Here’s a safety-relevant finding: on complex tasks, Claude Code proactively requests clarification over twice as often as humans intervene. Agents pause to confirm—not rush ahead blindly. This is a feature, not a bug.
“The core insight of this research is that autonomy exercised by Agents in practice is co-constructed by model, user, and product. When uncertain, Claude pauses to ask questions—deliberately constraining its independence. Users build trust through collaboration and adapt their supervision strategies accordingly.”
Levie’s Vertical AI Playbook
Aaron Levie points to the immense wealth and value awaiting unlocking: build Agent software that integrates proprietary data; solves real human problems; is densely packed with domain-specific context to maximize intelligent output; and—this part most founders overlook—drives change management on the customer side.
This final element is precisely why vertical AI is so hard to replicate. Anyone can wrap an API—but few can truly navigate the unique workflows, regulatory constraints, and organizational resistance embedded in medical billing, legal discovery, or building permit approvals.
SaaS grew tenfold every decade over the past several decades. Over the past 20 years, more than 40% of venture capital funding flowed into SaaS companies. The sector birthed over 170 SaaS unicorns. The logic is simple: each of those unicorns has a vertical AI counterpart waiting to emerge—and that AI version could be ten times larger, because it displaces not just software, but people.
The Co-Construction Imperative
Anthropic’s core finding deserves serious attention from anyone shaping AI policy. Autonomy is not an intrinsic property of models—it’s co-constructed by model, user, and product. Pre-deployment evaluations cannot capture this; you must measure it in real-world usage.
Anthropic stated officially:
“Software engineering accounts for roughly 50% of Agent tool calls on our API—but we’re also seeing emerging adoption across other industries. As the boundaries of risk and autonomy continue expanding, post-deployment monitoring becomes critical. We encourage other model developers to extend this research.”

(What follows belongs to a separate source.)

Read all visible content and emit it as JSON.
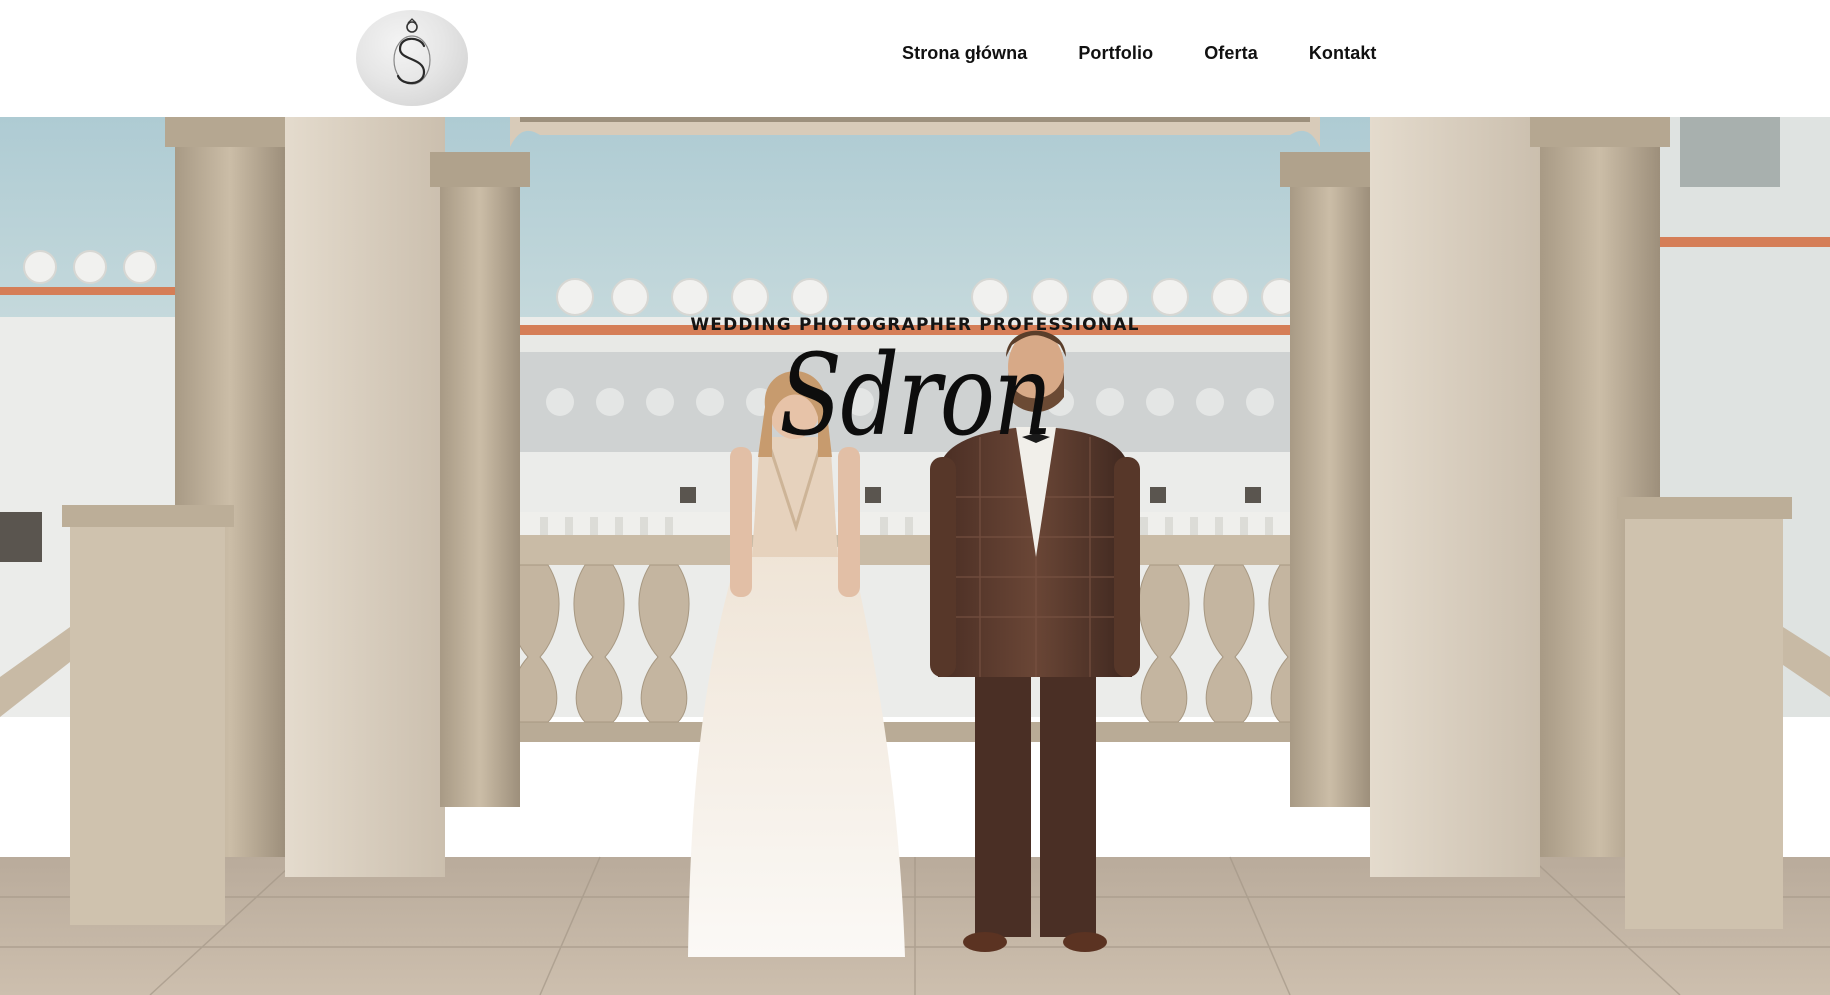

Safety metrics are reassuring: 73% of tool calls involve humans-in-the-loop, and only 0.8% of actions are irreversible. Highest-risk deployment scenarios—like API key leakage or autonomous crypto transactions—are mostly security assessments, not production deployments.

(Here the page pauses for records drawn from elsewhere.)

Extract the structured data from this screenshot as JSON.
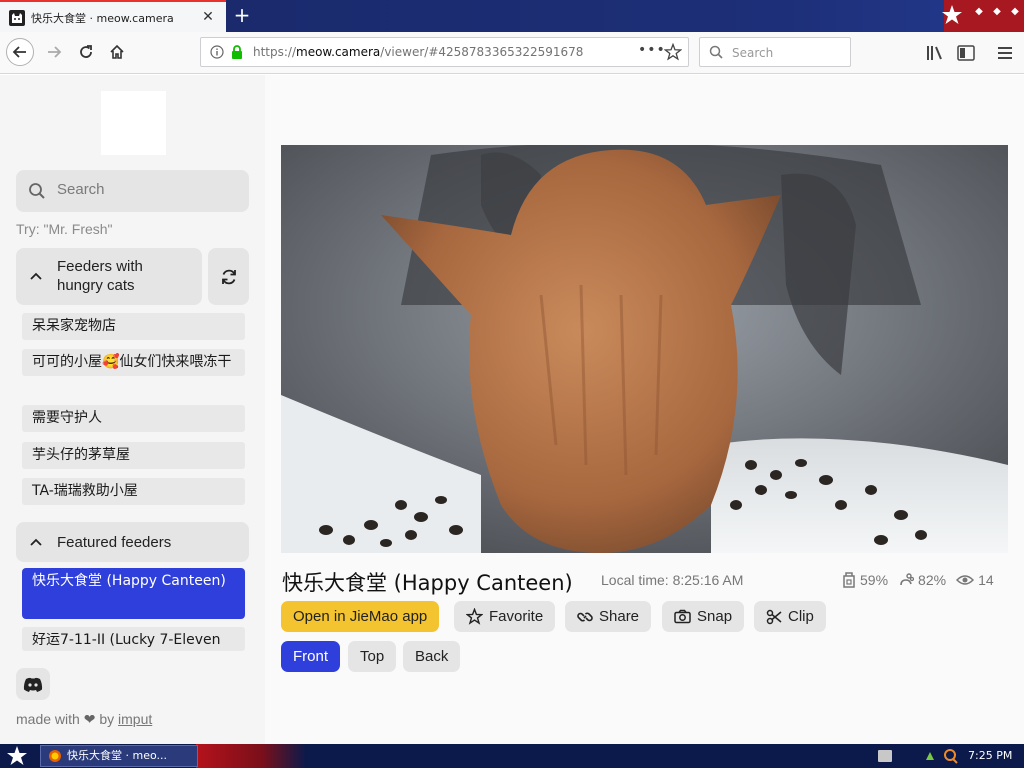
{
  "browser": {
    "tab_title": "快乐大食堂 · meow.camera",
    "url_host": "meow.camera",
    "url_path": "/viewer/#4258783365322591678",
    "url_prefix": "https://",
    "search_placeholder": "Search",
    "dots": "•••"
  },
  "sidebar": {
    "search_placeholder": "Search",
    "try_hint": "Try: \"Mr. Fresh\"",
    "hungry_section": {
      "label": "Feeders with hungry cats",
      "items": [
        "呆呆家宠物店",
        "可可的小屋🥰仙女们快来喂冻干",
        "需要守护人",
        "芋头仔的茅草屋",
        "TA-瑞瑞救助小屋"
      ]
    },
    "featured_section": {
      "label": "Featured feeders",
      "items": [
        "快乐大食堂 (Happy Canteen)",
        "好运7-11-II (Lucky 7-Eleven"
      ]
    },
    "footer": {
      "made_with": "made with",
      "by": "by",
      "author": "imput"
    }
  },
  "viewer": {
    "title": "快乐大食堂 (Happy Canteen)",
    "local_time": "Local time: 8:25:16 AM",
    "stats": {
      "food": "59%",
      "health": "82%",
      "viewers": "14"
    },
    "actions": {
      "open_app": "Open in JieMao app",
      "favorite": "Favorite",
      "share": "Share",
      "snap": "Snap",
      "clip": "Clip"
    },
    "views": {
      "front": "Front",
      "top": "Top",
      "back": "Back"
    }
  },
  "taskbar": {
    "task_label": "快乐大食堂 · meo...",
    "clock": "7:25 PM"
  },
  "colors": {
    "accent_blue": "#2f3fdb",
    "primary_yellow": "#f4c430",
    "tab_accent": "#e8322f"
  }
}
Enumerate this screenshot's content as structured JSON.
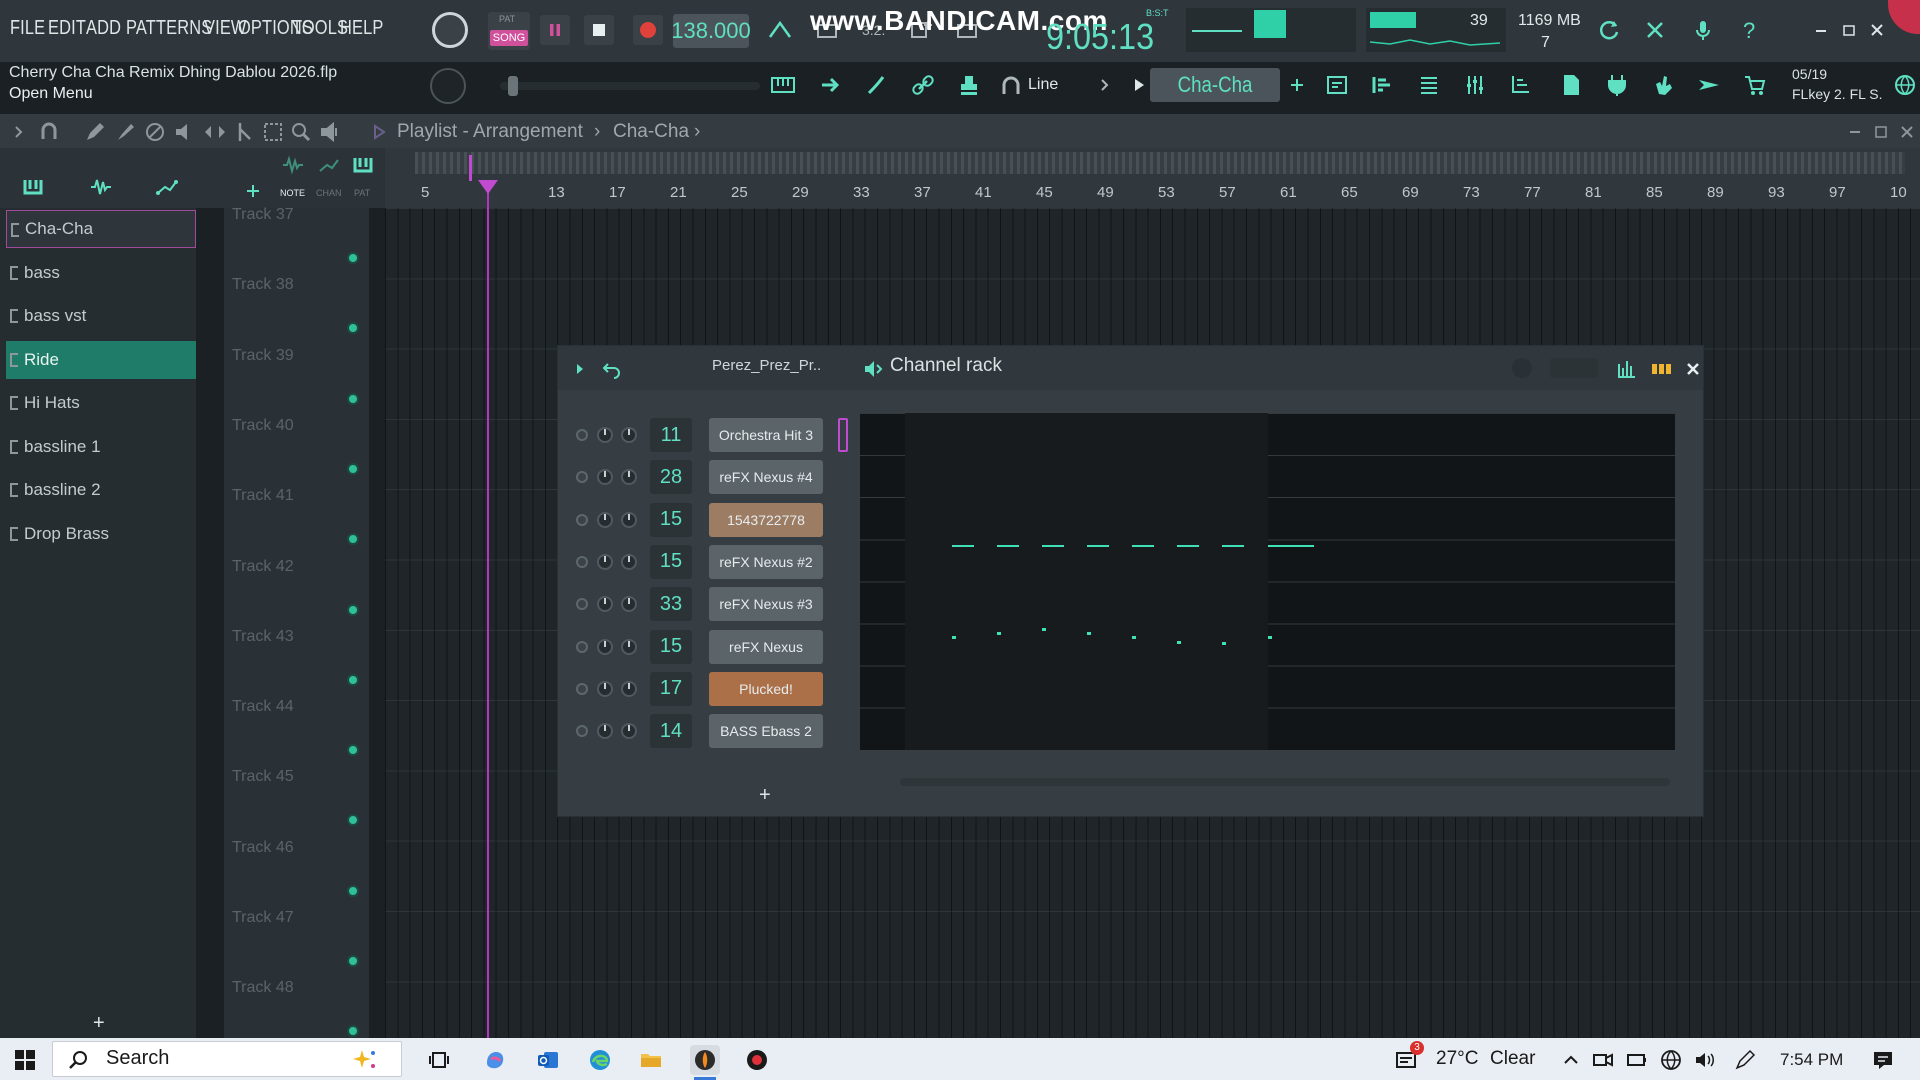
{
  "menu": {
    "items": [
      "FILE",
      "EDIT",
      "ADD",
      "PATTERNS",
      "VIEW",
      "OPTIONS",
      "TOOLS",
      "HELP"
    ],
    "pat_song": [
      "PAT",
      "SONG"
    ]
  },
  "project": {
    "file_name": "Cherry Cha Cha Remix Dhing Dablou 2026.flp",
    "open_menu": "Open Menu"
  },
  "transport": {
    "tempo": "138.000",
    "clock": "9:05:13",
    "clock_sub": "B:S:T",
    "watermark": "www.BANDICAM.com"
  },
  "monitor": {
    "cpu": "39",
    "memory": "1169 MB",
    "polyphony": "7"
  },
  "toolbar": {
    "snap_mode": "Line",
    "pattern": "Cha-Cha",
    "hint_date": "05/19",
    "hint_text": "FLkey 2. FL S."
  },
  "playlist": {
    "title": "Playlist - Arrangement",
    "pattern": "Cha-Cha",
    "mode_labels": [
      "NOTE",
      "CHAN",
      "PAT"
    ],
    "bar_numbers": [
      "5",
      "13",
      "17",
      "21",
      "25",
      "29",
      "33",
      "37",
      "41",
      "45",
      "49",
      "53",
      "57",
      "61",
      "65",
      "69",
      "73",
      "77",
      "81",
      "85",
      "89",
      "93",
      "97",
      "10"
    ],
    "patterns": [
      {
        "name": "Cha-Cha",
        "state": "selected"
      },
      {
        "name": "bass",
        "state": ""
      },
      {
        "name": "bass vst",
        "state": ""
      },
      {
        "name": "Ride",
        "state": "active"
      },
      {
        "name": "Hi Hats",
        "state": ""
      },
      {
        "name": "bassline 1",
        "state": ""
      },
      {
        "name": "bassline 2",
        "state": ""
      },
      {
        "name": "Drop Brass",
        "state": ""
      }
    ],
    "tracks": [
      "Track 37",
      "Track 38",
      "Track 39",
      "Track 40",
      "Track 41",
      "Track 42",
      "Track 43",
      "Track 44",
      "Track 45",
      "Track 46",
      "Track 47",
      "Track 48"
    ]
  },
  "channel_rack": {
    "title": "Channel rack",
    "filter": "Perez_Prez_Pr..",
    "add_label": "+",
    "channels": [
      {
        "num": "11",
        "name": "Orchestra Hit 3",
        "color": "gray"
      },
      {
        "num": "28",
        "name": "reFX Nexus #4",
        "color": "gray"
      },
      {
        "num": "15",
        "name": "1543722778",
        "color": "lightorange"
      },
      {
        "num": "15",
        "name": "reFX Nexus #2",
        "color": "gray"
      },
      {
        "num": "33",
        "name": "reFX Nexus #3",
        "color": "gray"
      },
      {
        "num": "15",
        "name": "reFX Nexus",
        "color": "gray"
      },
      {
        "num": "17",
        "name": "Plucked!",
        "color": "orange"
      },
      {
        "num": "14",
        "name": "BASS Ebass 2",
        "color": "gray"
      }
    ]
  },
  "taskbar": {
    "search": "Search",
    "weather_temp": "27°C",
    "weather_cond": "Clear",
    "time": "7:54 PM",
    "notification_count": "3"
  },
  "colors": {
    "accent": "#5fe0c2",
    "active_pattern": "#1e7c68",
    "playhead": "#b237c0",
    "record": "#e0413a"
  }
}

“Regulatory requirements mandating specific interaction patterns—for example, requiring human approval for every action—create friction without necessarily improving safety.”
Policies forcing “approval for every action” kill productivity gains without enhancing safety. A better goal is ensuring humans can monitor and intervene—not prescribing rigid approval workflows.
Where Unicorns Hide
The map is drawn. Software engineering is already underway. Healthcare, law, finance, education, customer support, logistics—16 vertical domains, each with single-digit market share—are all waiting for someone to embed genuine domain expertise into Agents.
Three hundred SaaS unicorns have already emerged. The next 300 vertical AI unicorns are imminent. Founders who select a vertical, deeply embed domain expertise into their Agent, and figure out how to drive change management will own the enterprise software market for the next decade.
Models can already work for five hours—yet users only let them run for 42 minutes. That’s the signal: we’re still extremely early, with enormous scope for building—and countless places where intelligent automation hasn’t yet been applied for even one minute.